What I have also found intriguing is that many Nigerians are very quick to push you into a marriage but are difficult to find once the marriage begins. As I have said before, my Nigerian colleagues “assumed” that something was missing when I arrived in Abuja since I was not married so they conspired to set me up at every turn. Never once asking me my likes and dislikes. Just pushing me into hilarious and uncomfortable situations. Their good intentions often fell on death ears.
Marriage is a challenging and complex relationship that requires years of understanding (as I am told). In Nigeria, the quickness to marry often leads to unsatisfactory marriages where people resign to the fact that this is what marriage is all about. It seems that some churches exacerbate the situation by telling you “it’s your season for prosperity in your marriage and your home” without helping you understand the fundamentals of marriage. In some instances, men (and sometimes women) seek the emotional and physical satisfaction that they are not getting at home in other individuals. When a man picks up a mistress, it is often common knowledge among friends and family, forcing the wife to be the care giver of his children but not the receiver of his affection.

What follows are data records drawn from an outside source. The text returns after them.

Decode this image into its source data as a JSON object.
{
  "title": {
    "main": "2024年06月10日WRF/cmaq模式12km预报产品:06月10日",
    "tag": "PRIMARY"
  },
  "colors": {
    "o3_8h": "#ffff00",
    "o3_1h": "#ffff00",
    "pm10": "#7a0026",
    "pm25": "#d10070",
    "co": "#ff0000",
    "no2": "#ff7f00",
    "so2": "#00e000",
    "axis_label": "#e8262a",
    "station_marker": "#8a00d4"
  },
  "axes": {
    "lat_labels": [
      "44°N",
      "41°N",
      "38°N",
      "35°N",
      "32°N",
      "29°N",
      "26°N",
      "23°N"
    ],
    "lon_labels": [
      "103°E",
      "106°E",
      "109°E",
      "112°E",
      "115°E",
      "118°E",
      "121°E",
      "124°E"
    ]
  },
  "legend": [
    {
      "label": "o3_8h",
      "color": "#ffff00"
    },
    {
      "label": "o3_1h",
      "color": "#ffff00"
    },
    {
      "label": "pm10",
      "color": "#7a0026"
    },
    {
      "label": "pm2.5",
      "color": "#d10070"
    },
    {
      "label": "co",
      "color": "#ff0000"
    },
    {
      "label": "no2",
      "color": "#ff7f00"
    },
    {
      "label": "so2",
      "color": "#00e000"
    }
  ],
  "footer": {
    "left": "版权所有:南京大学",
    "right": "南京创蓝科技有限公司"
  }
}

Marriage in Nigeria is not unlike marriage in the U.S. The biggest difference is that the culture of divorce in the U.S. allows people to leave marriages with little to no recourse – no fault divorce or irreconcilable differences. A Nigerian colleague once mentioned to me that if you had “no-fault divorces” in Nigeria, many marriages would end overnight. It was a funny comment but a sad possibility.
In traditional Nigerian culture, marriage (family) is believed to be the climax of one’s career however it seems getting married is now a competition. Everyone wants to outdo each other at weddings and thence forgetting the main aim of marriage.
Thanks for the insight. Sadly, weddings have become a competition all over and like you said, the aim of marriage a second thought.